The Cost of Unsafe Labor and Negligent Infrastructure in Gilgit-Baltistan
As reported by Pamirtimes on 29 December 2025, the death of Mujeeb ur Rahman, a foreman of the Power Department electrocuted while repairing transmission lines in Passu, cannot be dismissed as a tragic accident. It is a stark indictment of systemic negligence, bureaucratic indifference, and the persistent failure to protect frontline utility workers in Gilgit-Baltistan. His burial in Gulmit, amid widespread public anger, reflected not only collective grief but also mounting outrage against an institution that repeatedly exposes its employees to mortal danger.
This tragedy is not isolated. A near-identical fatality was recently reported from Astore, while earlier deaths have occurred in Danyore and other parts of Gilgit. Together, these incidents reveal a lethal pattern rather than unfortunate coincidence.
Known Risks, Ignored Duties
Residents and workers consistently testify that Power Department personnel are routinely directed to work on live transmission lines without basic safety arrangements. Essential protections—insulated gloves, helmets, safety harnesses, voltage detectors, lockout–tagout systems, and emergency preparedness—are either unavailable or entirely absent. This is not simple oversight; it is reckless endangerment that violates elementary occupational safety principles.
The absence of standard personal protective equipment, enforced safety protocols, proper high-voltage training, and functional emergency response systems has transformed routine maintenance into a deadly gamble where workers risk their lives against institutional neglect.
Negligence Beyond the Workplace
Equally alarming is the department’s casual and often arbitrary approach to laying electricity lines and installing pylons along roads. Poor planning and misalignment have, in several instances, resulted in live high-voltage wires intruding into private properties and residential compounds, exposing entire families to continuous danger.
One such case occurred along Shabakee Mohellah, where live wires from a high-voltage line originating near the Karakoram Highway (KKH) were misdirected along the Shabakee Mohellah Link Road.
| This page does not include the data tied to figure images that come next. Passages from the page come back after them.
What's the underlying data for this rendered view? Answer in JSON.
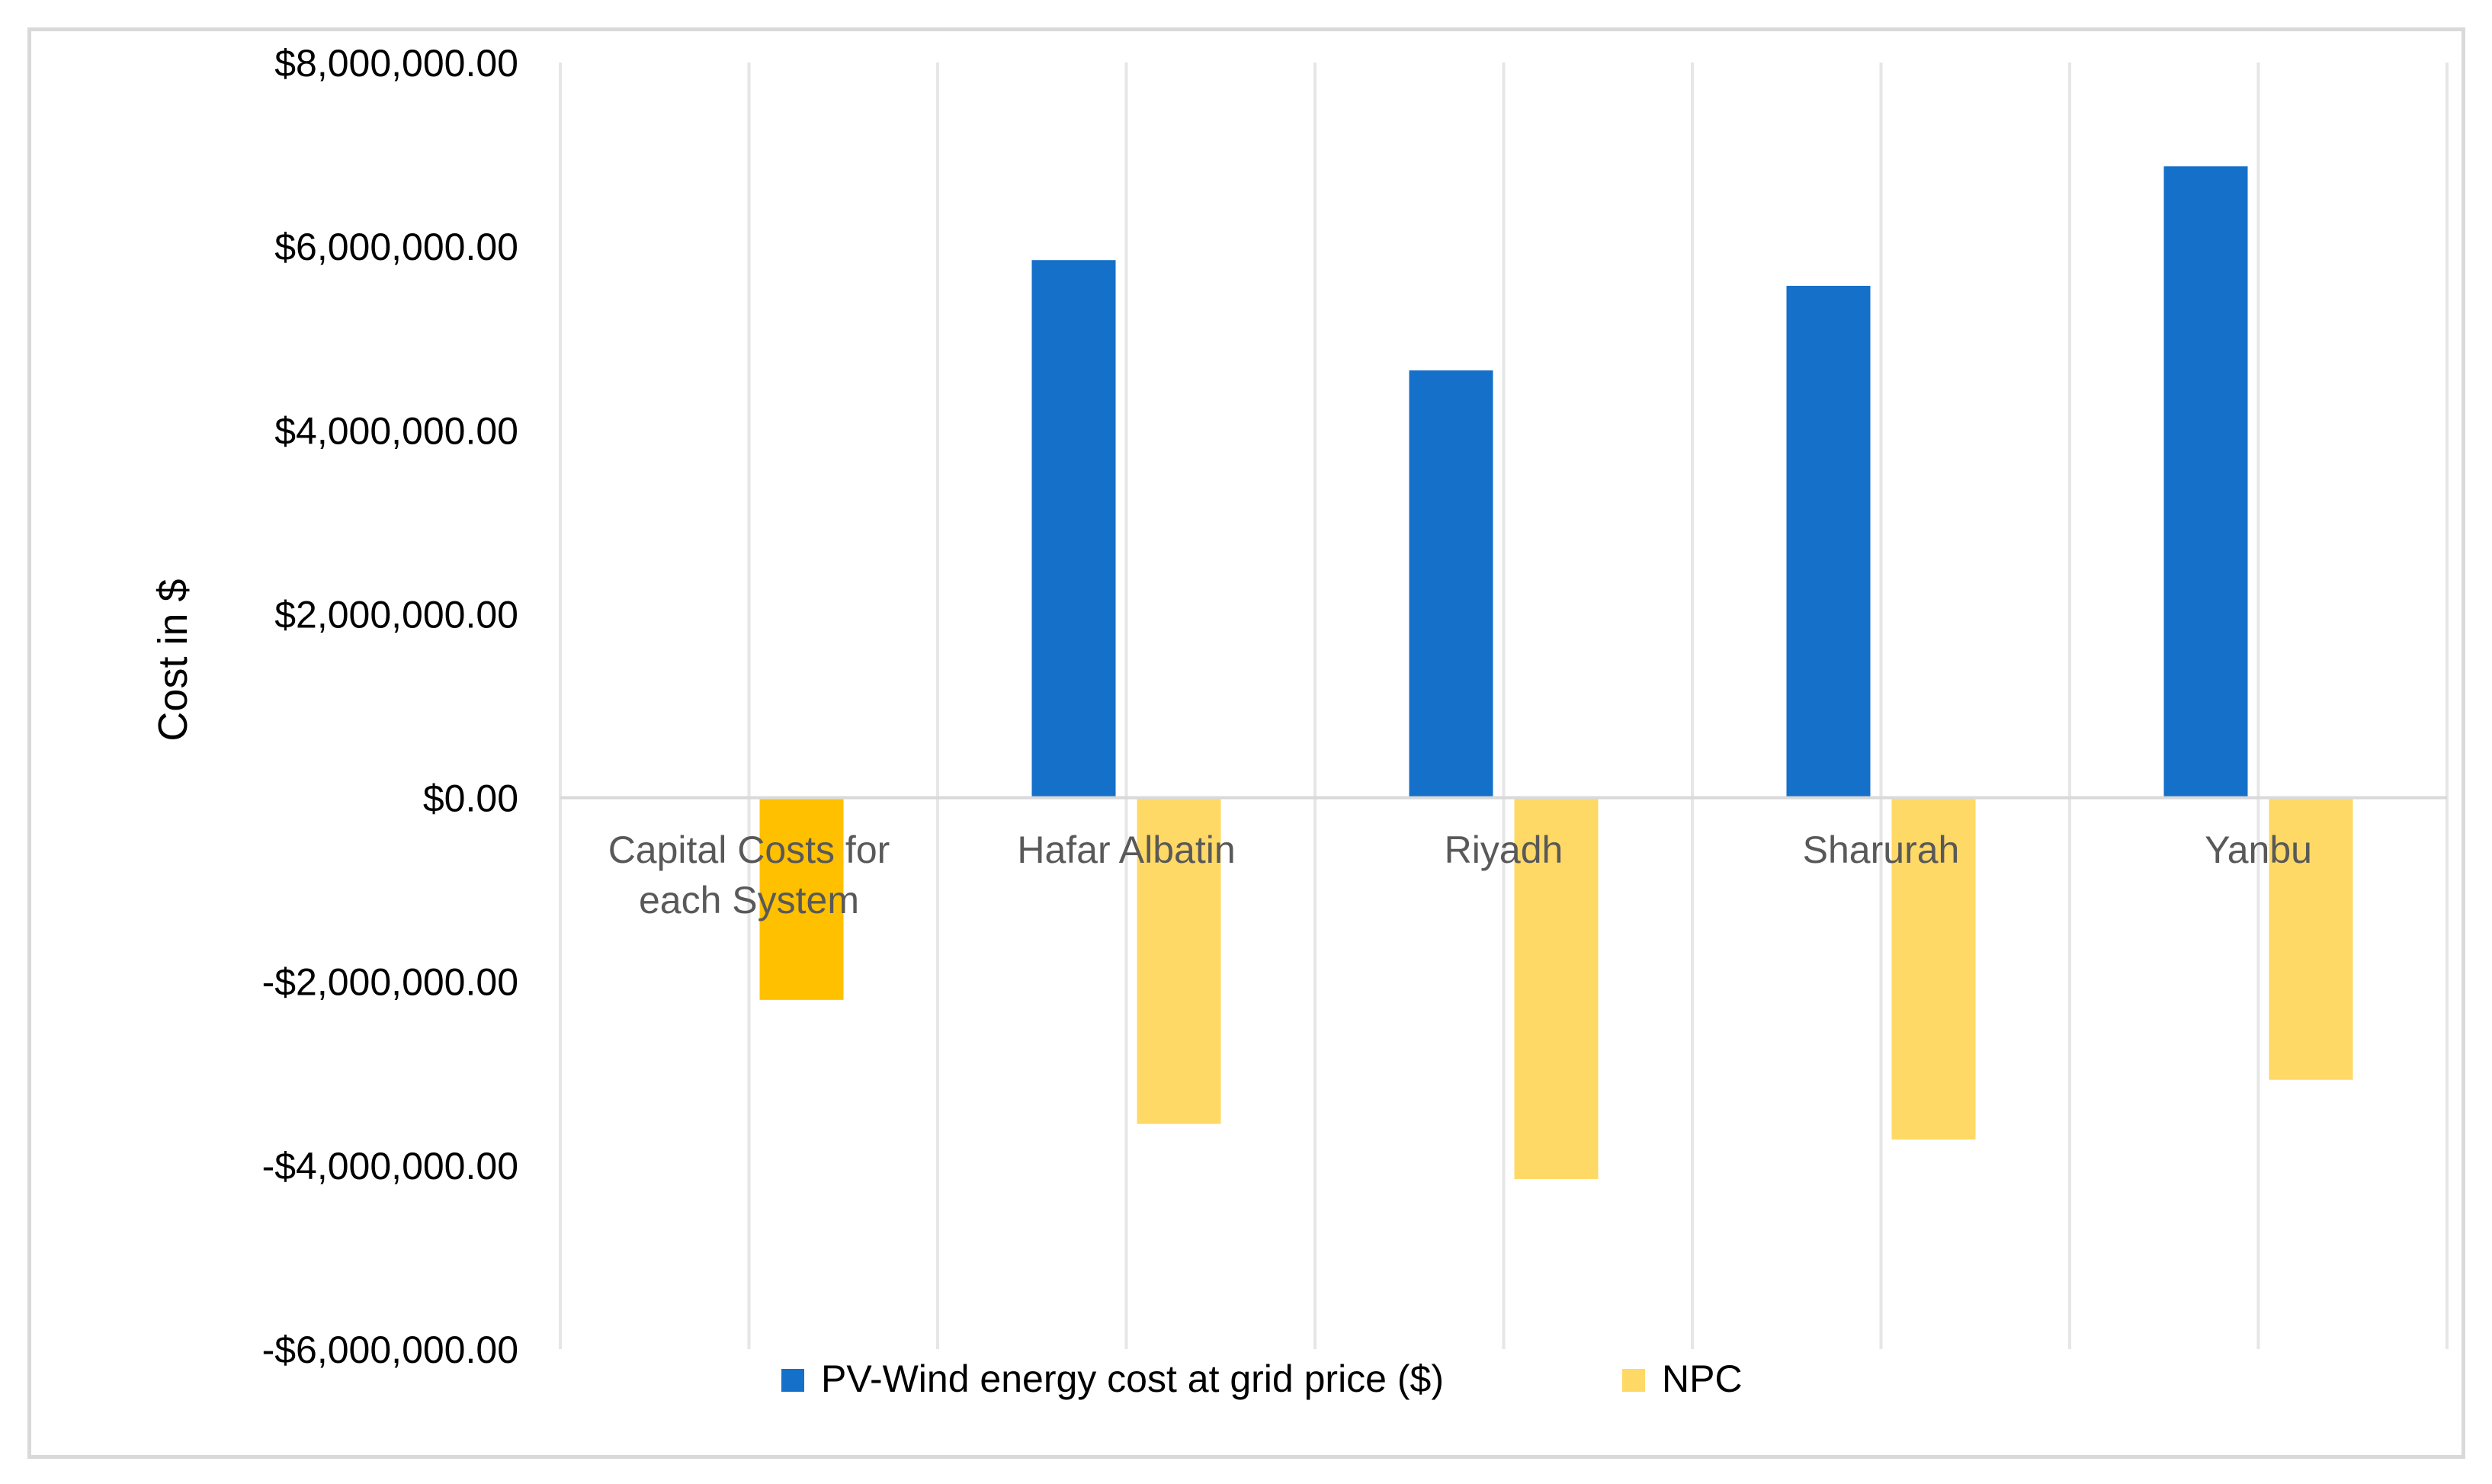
{
  "chart_data": {
    "type": "bar",
    "title": "",
    "xlabel": "",
    "ylabel": "Cost in $",
    "ylim": [
      -6000000,
      8000000
    ],
    "y_ticks": [
      8000000,
      6000000,
      4000000,
      2000000,
      0,
      -2000000,
      -4000000,
      -6000000
    ],
    "y_tick_labels": [
      "$8,000,000.00",
      "$6,000,000.00",
      "$4,000,000.00",
      "$2,000,000.00",
      "$0.00",
      "-$2,000,000.00",
      "-$4,000,000.00",
      "-$6,000,000.00"
    ],
    "categories": [
      "Capital Costs for each System",
      "Hafar Albatin",
      "Riyadh",
      "Sharurah",
      "Yanbu"
    ],
    "category_lines": [
      [
        "Capital Costs for",
        "each System"
      ],
      [
        "Hafar Albatin"
      ],
      [
        "Riyadh"
      ],
      [
        "Sharurah"
      ],
      [
        "Yanbu"
      ]
    ],
    "series": [
      {
        "name": "PV-Wind energy cost at grid price ($)",
        "color": "#1570c9",
        "values": [
          null,
          5850000,
          4650000,
          5570000,
          6870000
        ]
      },
      {
        "name": "NPC",
        "color": "#ffd966",
        "values": [
          -2200000,
          -3550000,
          -4150000,
          -3720000,
          -3070000
        ],
        "first_point_color": "#ffc000"
      }
    ],
    "grid": {
      "vertical": true,
      "horizontal": false
    },
    "legend_position": "bottom"
  }
}
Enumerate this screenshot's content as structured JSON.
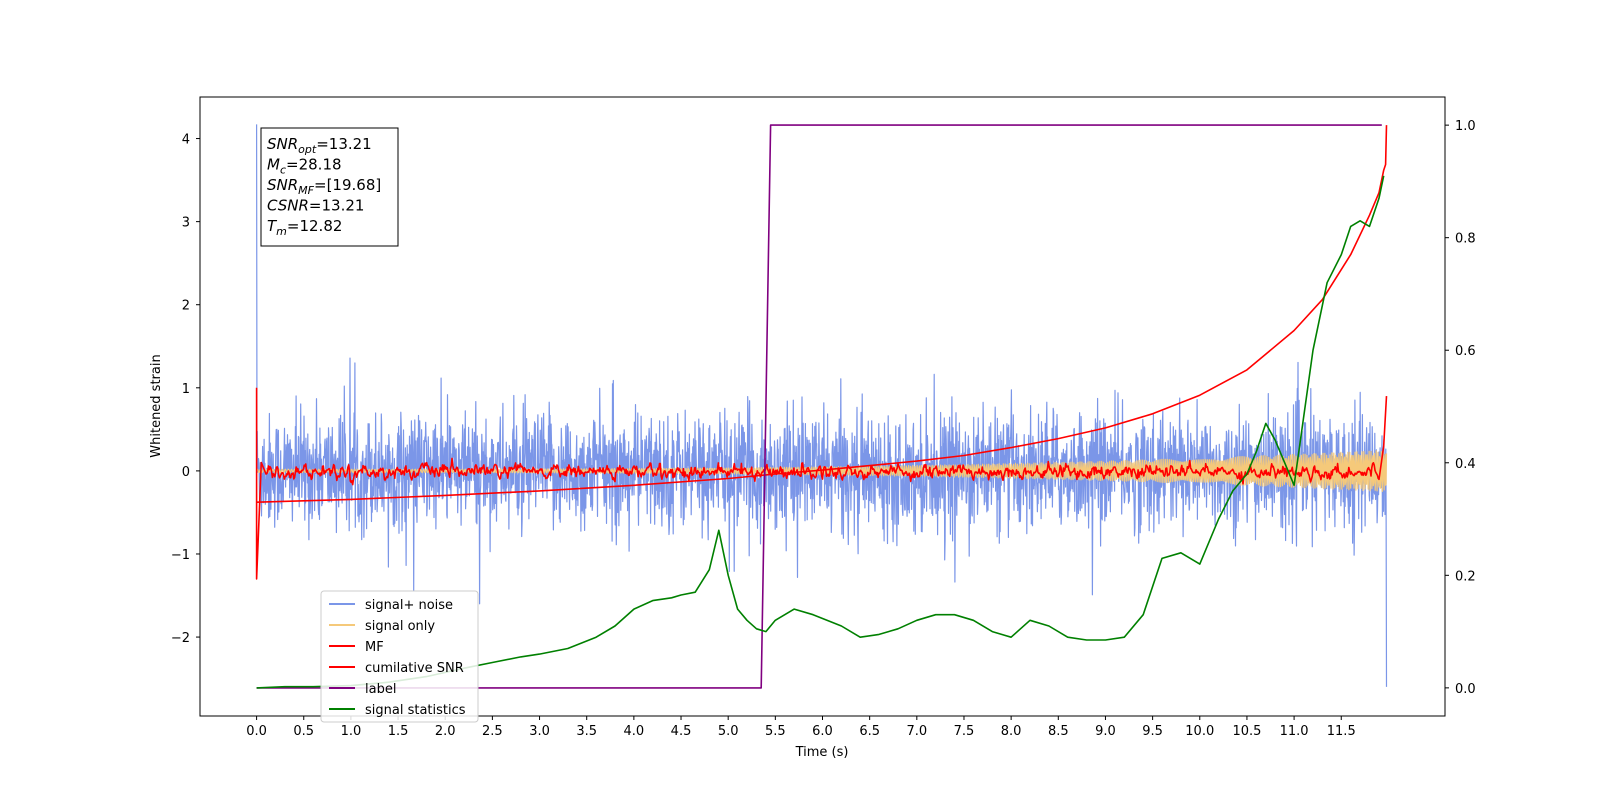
{
  "chart_data": {
    "type": "line",
    "title": "",
    "xlabel": "Time (s)",
    "ylabel": "Whitened strain",
    "xlim": [
      -0.6,
      12.6
    ],
    "ylim": [
      -2.95,
      4.5
    ],
    "y2lim": [
      -0.05,
      1.05
    ],
    "xticks": [
      "0.0",
      "0.5",
      "1.0",
      "1.5",
      "2.0",
      "2.5",
      "3.0",
      "3.5",
      "4.0",
      "4.5",
      "5.0",
      "5.5",
      "6.0",
      "6.5",
      "7.0",
      "7.5",
      "8.0",
      "8.5",
      "9.0",
      "9.5",
      "10.0",
      "10.5",
      "11.0",
      "11.5"
    ],
    "yticks": [
      "−2",
      "−1",
      "0",
      "1",
      "2",
      "3",
      "4"
    ],
    "y2ticks": [
      "0.0",
      "0.2",
      "0.4",
      "0.6",
      "0.8",
      "1.0"
    ],
    "annotation": {
      "lines": [
        {
          "base": "SNR",
          "sub": "opt",
          "value": "=13.21"
        },
        {
          "base": "M",
          "sub": "c",
          "value": "=28.18"
        },
        {
          "base": "SNR",
          "sub": "MF",
          "value": "=[19.68]"
        },
        {
          "base": "CSNR",
          "sub": "",
          "value": "=13.21"
        },
        {
          "base": "T",
          "sub": "m",
          "value": "=12.82"
        }
      ]
    },
    "legend": {
      "position": "lower-left",
      "entries": [
        {
          "label": "signal+ noise",
          "color": "#7b96e8"
        },
        {
          "label": "signal only",
          "color": "#f5c97a"
        },
        {
          "label": "MF",
          "color": "#ff0000"
        },
        {
          "label": "cumilative SNR",
          "color": "#ff0000"
        },
        {
          "label": "label",
          "color": "#800080"
        },
        {
          "label": "signal statistics",
          "color": "#008000"
        }
      ]
    },
    "series": [
      {
        "name": "signal+ noise",
        "axis": "left",
        "color": "#7b96e8",
        "style": "noise",
        "x_range": [
          0,
          11.98
        ],
        "amplitude_typical": 0.55,
        "amplitude_peak": 1.6,
        "spikes": [
          {
            "x": 0.0,
            "y": 4.17
          },
          {
            "x": 11.98,
            "y": -2.6
          }
        ]
      },
      {
        "name": "signal only",
        "axis": "left",
        "color": "#f5c97a",
        "style": "chirp",
        "x_range": [
          0,
          11.98
        ],
        "amplitude_start": 0.02,
        "amplitude_end": 0.25
      },
      {
        "name": "MF",
        "axis": "left",
        "color": "#ff0000",
        "style": "mf",
        "x_range": [
          0,
          11.98
        ],
        "points": [
          [
            0.0,
            1.0
          ],
          [
            0.0,
            -1.3
          ],
          [
            0.05,
            0.1
          ],
          [
            0.1,
            -0.05
          ],
          [
            11.9,
            0.05
          ],
          [
            11.98,
            0.9
          ]
        ]
      },
      {
        "name": "cumilative SNR",
        "axis": "right",
        "color": "#ff0000",
        "x": [
          0.0,
          1.0,
          2.0,
          3.0,
          4.0,
          5.0,
          5.5,
          6.0,
          6.5,
          7.0,
          7.5,
          8.0,
          8.5,
          9.0,
          9.5,
          10.0,
          10.5,
          11.0,
          11.3,
          11.6,
          11.8,
          11.9,
          11.95,
          11.97,
          11.98
        ],
        "y": [
          0.33,
          0.335,
          0.342,
          0.35,
          0.36,
          0.372,
          0.38,
          0.387,
          0.395,
          0.403,
          0.413,
          0.427,
          0.443,
          0.462,
          0.487,
          0.52,
          0.565,
          0.635,
          0.69,
          0.77,
          0.84,
          0.88,
          0.92,
          0.93,
          1.0
        ]
      },
      {
        "name": "label",
        "axis": "right",
        "color": "#800080",
        "x": [
          0.0,
          5.35,
          5.45,
          11.93
        ],
        "y": [
          0.0,
          0.0,
          1.0,
          1.0
        ]
      },
      {
        "name": "signal statistics",
        "axis": "right",
        "color": "#008000",
        "x": [
          0.0,
          0.3,
          0.6,
          1.0,
          1.4,
          1.8,
          2.2,
          2.5,
          2.8,
          3.0,
          3.3,
          3.6,
          3.8,
          4.0,
          4.2,
          4.4,
          4.5,
          4.65,
          4.8,
          4.9,
          5.0,
          5.1,
          5.2,
          5.3,
          5.4,
          5.5,
          5.7,
          5.9,
          6.2,
          6.4,
          6.6,
          6.8,
          7.0,
          7.2,
          7.4,
          7.6,
          7.8,
          8.0,
          8.2,
          8.4,
          8.6,
          8.8,
          9.0,
          9.2,
          9.4,
          9.6,
          9.8,
          10.0,
          10.2,
          10.35,
          10.5,
          10.6,
          10.7,
          10.8,
          10.9,
          11.0,
          11.2,
          11.35,
          11.5,
          11.6,
          11.7,
          11.8,
          11.9,
          11.95
        ],
        "y": [
          0.0,
          0.002,
          0.002,
          0.004,
          0.01,
          0.02,
          0.035,
          0.045,
          0.055,
          0.06,
          0.07,
          0.09,
          0.11,
          0.14,
          0.155,
          0.16,
          0.165,
          0.17,
          0.21,
          0.28,
          0.2,
          0.14,
          0.12,
          0.105,
          0.1,
          0.12,
          0.14,
          0.13,
          0.11,
          0.09,
          0.095,
          0.105,
          0.12,
          0.13,
          0.13,
          0.12,
          0.1,
          0.09,
          0.12,
          0.11,
          0.09,
          0.085,
          0.085,
          0.09,
          0.13,
          0.23,
          0.24,
          0.22,
          0.3,
          0.35,
          0.38,
          0.42,
          0.47,
          0.44,
          0.4,
          0.36,
          0.6,
          0.72,
          0.77,
          0.82,
          0.83,
          0.82,
          0.87,
          0.91
        ]
      }
    ]
  }
}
These wires intruded into a residential compound, repeatedly coming into contact with a decades-old walnut tree—posing a perennial threat to life and property. Despite persistent complaints, the hazard remains unaddressed. This illustrates that negligence is not episodic but embedded in planning, execution, and oversight.
A Pattern of Death, Not Accident
Each fatality follows the same grim script: hazardous assignment, absence of protection, loss of life, public outrage, hollow assurances, and eventual silence—until the next tragedy. Such repetition strips away any claim of accident. These deaths are foreseeable, preventable, and therefore institutional failures.
Administrative Collapse and Accountability Vacuum
The continued non-provision of safety measures reflects failure at every level: budgeting that ignores worker safety, procurement systems that fail to deliver essential gear, supervisory officers who do not enforce compliance, and an administration that fixes responsibility nowhere. The absence of transparent, independent inquiries ensures that negligence faces no consequence and therefore persists.
The Human Cost and the Moral Imperative
Mujeeb ur Rahman was not a statistic. He was a husband, a father, and a provider whose family now faces grief and insecurity. Compensation, while necessary, cannot redeem a life lost to preventable neglect. Compensation without reform merely monetizes death.
Conclusion
This recurring loss of life—of workers and the constant endangerment of civilians—is not destiny. It is institutional neglect made fatal. Unless decisive reforms, transparent accountability, and immediate safety provisioning are enforced, every future death will stand as a collective moral failure—one history will record not with sympathy, but with condemnation.